Rated PG-13. Running time: 2 hours 2 min. Psalm 107:23; Psalm 69:1.

This back-story to Herman Melville’s great novel Moby Dick, takes us back 30 years prior to the publishing of his novel. The author journeys to Nantucket to interview one of the last survivors of the whaling ship The Essex to uncover the facts of the ship’s destruction, allegedly by a giant whale. The man, weighed down by years of guilt, refuses to talk at first. When he finally does open up, we understand why he is reluctant. Filled with great scenes of the ship and whales, this is a powerful story of rivalry, survival, and guilt.

 

Carol

Rated R. Running time: 1 hour 58 min.: Romans 12:2a

Because it is a lesbian story, this will not be for everyone, but the filmmakers bring out what is universal in all love stories, whether “straight” or not—the desire of two people to be able to live together in loving commitment. Set in the 1950s when a gay or lesbian was still regarded by the law as a criminal if engaged in “deviant” sexual behavior, and even the scientific community regarded such persons as sick, this is the story of a Manhattan store clerk sought out by a wealthy woman who has become emotionally disengaged from her hapless husband. The film shows well the barriers separating the two at the time—public disapproval and threat of the wife’s being separated forever from her daughter when her distraught husband invokes a morals’ clause embedded in the marriage laws of the time.

 

Creed

Rated PG-13. Running time: 2 hours 13 min. Proverbs 23:22

Sylvester Stallone deserves the awards nominations he has been receiving for his reprisal of his role of Rocky Balboa in this the 7th film of the franchise. Although I hate boxing as a sport, it being the one in which the goal is to so injure an opponent so that he cannot continue to fight, the sport has engendered some of the most dramatic David vs. Goliath tales to be found on the screen. With its surrogate father-son, handing over the mantle to a new generation, and near-impossible odds themes, you will probably find yourself cheering and wiping your eyes, especially at the end when he again mounts the steps of Philadelphia’s Art Museum, though a bit more slowly this time.

 

Streaming Video/DVD

 Beast of No Nation

Not Rated. Running time: 2 hours 17 min. Proverbs 4:17. Amos 3:10; Luke 17:2

This fact-based film is the first fictional feature distributed by Netflix. In sometimes shocking detail it puts a human face on those reports you have read and seen about the boy soldiers of West Africa, forced by war lords into fighting for their causes. Narrated by 13 year-old Agu, member of a Christian family, the story follows the downward spiral of his life as, in an unnamed nation plagued with a civil war, government troops slaughter the older members of his family when they think they are spies. He flees into the jungle, only to be picked up boy soldiers of the Commandment. The latter takes a liking to the prisoner, mentoring him in some unsavory ways, including forcing the boy to butcher a pleading prisoner. Not just film “entertainment,” this is important viewing to make us aware of the plight of far too many children today.

 

The Liberator

Rated R. Running time: 1 hour 59 min. Isaiah 1:17.

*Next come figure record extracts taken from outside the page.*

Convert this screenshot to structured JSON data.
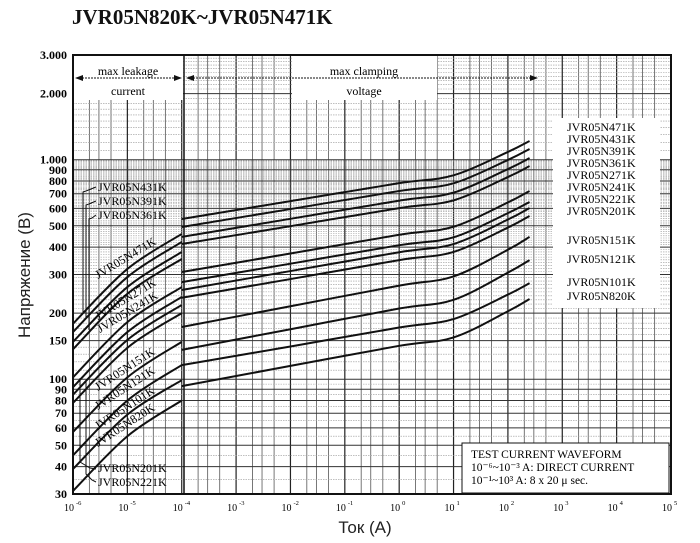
{
  "title": "JVR05N820K~JVR05N471K",
  "chart_data": {
    "type": "line",
    "title": "JVR05N820K~JVR05N471K",
    "xlabel": "Ток (А)",
    "ylabel": "Напряжение (В)",
    "xscale": "log",
    "yscale": "log",
    "xlim": [
      1e-06,
      100000.0
    ],
    "ylim": [
      30,
      3000
    ],
    "grid": true,
    "x_tick_base": "10",
    "x_tick_exponents": [
      "-6",
      "-5",
      "-4",
      "-3",
      "-2",
      "-1",
      "0",
      "1",
      "2",
      "3",
      "4",
      "5"
    ],
    "y_ticks": [
      {
        "value": 30,
        "label": "30"
      },
      {
        "value": 40,
        "label": "40"
      },
      {
        "value": 50,
        "label": "50"
      },
      {
        "value": 60,
        "label": "60"
      },
      {
        "value": 70,
        "label": "70"
      },
      {
        "value": 80,
        "label": "80"
      },
      {
        "value": 90,
        "label": "90"
      },
      {
        "value": 100,
        "label": "100"
      },
      {
        "value": 150,
        "label": "150"
      },
      {
        "value": 200,
        "label": "200"
      },
      {
        "value": 300,
        "label": "300"
      },
      {
        "value": 400,
        "label": "400"
      },
      {
        "value": 500,
        "label": "500"
      },
      {
        "value": 600,
        "label": "600"
      },
      {
        "value": 700,
        "label": "700"
      },
      {
        "value": 800,
        "label": "800"
      },
      {
        "value": 900,
        "label": "900"
      },
      {
        "value": 1000,
        "label": "1.000"
      },
      {
        "value": 2000,
        "label": "2.000"
      },
      {
        "value": 3000,
        "label": "3.000"
      }
    ],
    "regions": [
      {
        "name": "leakage",
        "label_line1": "max leakage",
        "label_line2": "current",
        "x_from": 1e-06,
        "x_to": 0.0001
      },
      {
        "name": "clamping",
        "label_line1": "max clamping",
        "label_line2": "voltage",
        "x_from": 0.0001,
        "x_to": 250
      }
    ],
    "leakage_x": [
      1e-06,
      1e-05,
      0.0001
    ],
    "clamping_x": [
      0.0001,
      0.01,
      1,
      10,
      100,
      250
    ],
    "series": [
      {
        "name": "JVR05N471K",
        "leakage": [
          179,
          318,
          459
        ],
        "clamping": [
          537,
          648,
          782,
          849,
          1085,
          1217
        ]
      },
      {
        "name": "JVR05N431K",
        "leakage": [
          164,
          292,
          422
        ],
        "clamping": [
          494,
          596,
          720,
          781,
          998,
          1119
        ]
      },
      {
        "name": "JVR05N391K",
        "leakage": [
          148,
          263,
          380
        ],
        "clamping": [
          445,
          538,
          651,
          708,
          907,
          1018
        ]
      },
      {
        "name": "JVR05N361K",
        "leakage": [
          137,
          245,
          353
        ],
        "clamping": [
          413,
          498,
          602,
          653,
          834,
          936
        ]
      },
      {
        "name": "JVR05N271K",
        "leakage": [
          102,
          182,
          263
        ],
        "clamping": [
          308,
          374,
          455,
          495,
          639,
          720
        ]
      },
      {
        "name": "JVR05N241K",
        "leakage": [
          92,
          164,
          237
        ],
        "clamping": [
          277,
          336,
          408,
          443,
          571,
          642
        ]
      },
      {
        "name": "JVR05N221K",
        "leakage": [
          85,
          151,
          218
        ],
        "clamping": [
          255,
          311,
          379,
          413,
          534,
          603
        ]
      },
      {
        "name": "JVR05N201K",
        "leakage": [
          78,
          139,
          200
        ],
        "clamping": [
          235,
          286,
          349,
          380,
          491,
          554
        ]
      },
      {
        "name": "JVR05N151K",
        "leakage": [
          57.5,
          102,
          148
        ],
        "clamping": [
          173,
          215,
          267,
          294,
          389,
          445
        ]
      },
      {
        "name": "JVR05N121K",
        "leakage": [
          45,
          80,
          116
        ],
        "clamping": [
          136,
          169,
          210,
          230,
          306,
          349
        ]
      },
      {
        "name": "JVR05N101K",
        "leakage": [
          39,
          69,
          99
        ],
        "clamping": [
          116,
          141,
          172,
          188,
          243,
          274
        ]
      },
      {
        "name": "JVR05N820K",
        "leakage": [
          31,
          55,
          80
        ],
        "clamping": [
          93,
          115,
          142,
          155,
          204,
          232
        ]
      }
    ],
    "legend": [
      "JVR05N471K",
      "JVR05N431K",
      "JVR05N391K",
      "JVR05N361K",
      "JVR05N271K",
      "JVR05N241K",
      "JVR05N221K",
      "JVR05N201K",
      "JVR05N151K",
      "JVR05N121K",
      "JVR05N101K",
      "JVR05N820K"
    ],
    "legend_placement": "right",
    "left_labels": {
      "n431": "JVR05N431K",
      "n391": "JVR05N391K",
      "n361": "JVR05N361K",
      "n471": "JVR05N471K",
      "n271": "JVR05N271K",
      "n241": "JVR05N241K",
      "n151": "JVR05N151K",
      "n121": "JVR05N121K",
      "n101": "JVR05N101K",
      "n820": "JVR05N820K",
      "n201": "JVR05N201K",
      "n221": "JVR05N221K"
    },
    "note": {
      "line1": "TEST CURRENT WAVEFORM",
      "line2": "10⁻⁶~10⁻³ A: DIRECT CURRENT",
      "line3": "10⁻¹~10³ A: 8 x 20  μ  sec."
    }
  }
}
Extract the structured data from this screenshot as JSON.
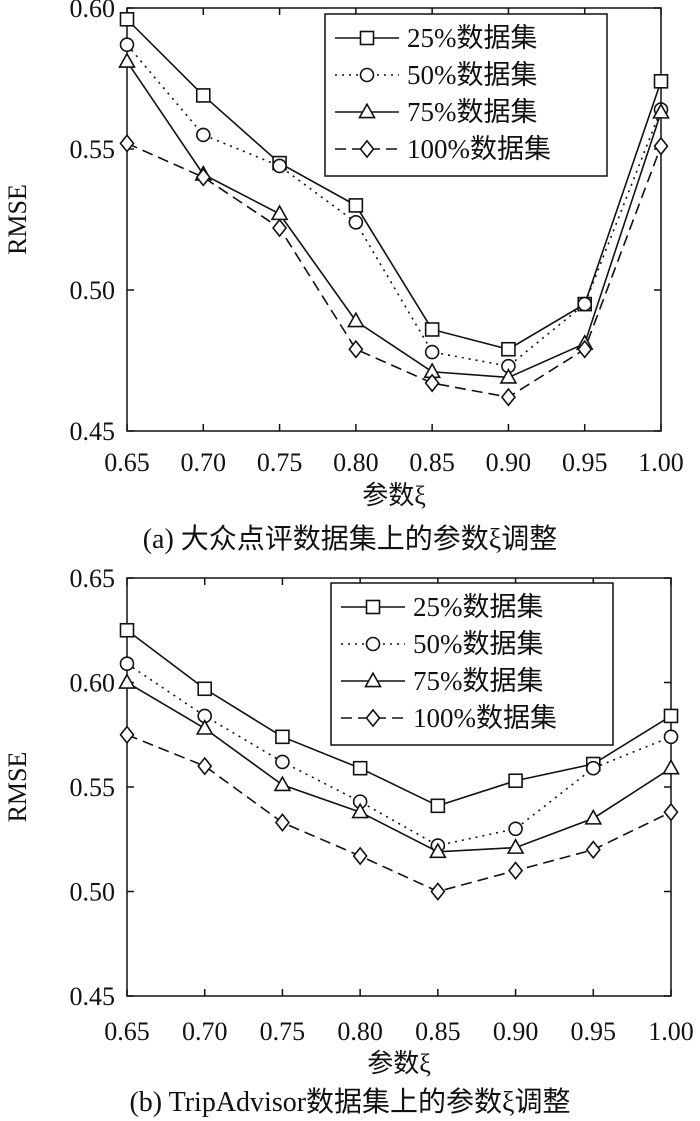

Partially financed by the Venezuelan government, this made for TV epic traces the career of the man given in the 19th Century the title of Liberator, Simon Bolivar. Starting out as a wealthy plantation owner, Bolivar emerges slowly as a young man tutored in the ideas of Jefferson and the Enlightenment, with its views of liberty and equality for all. However, it is not until later in his life when he encounters in Europe the tyranny of Napoleon, that he joins the rebellion against Spanish rule in his native land. The battle scenes and period detail show that this was a big budget film, one that is both entertaining and, for us Yankees who know little more than the name of its subject, enlightening as well. There has been much debate as to Bolivar’s end—did he die of illness, or was he assassinated? Thus the ending of this film is debatable.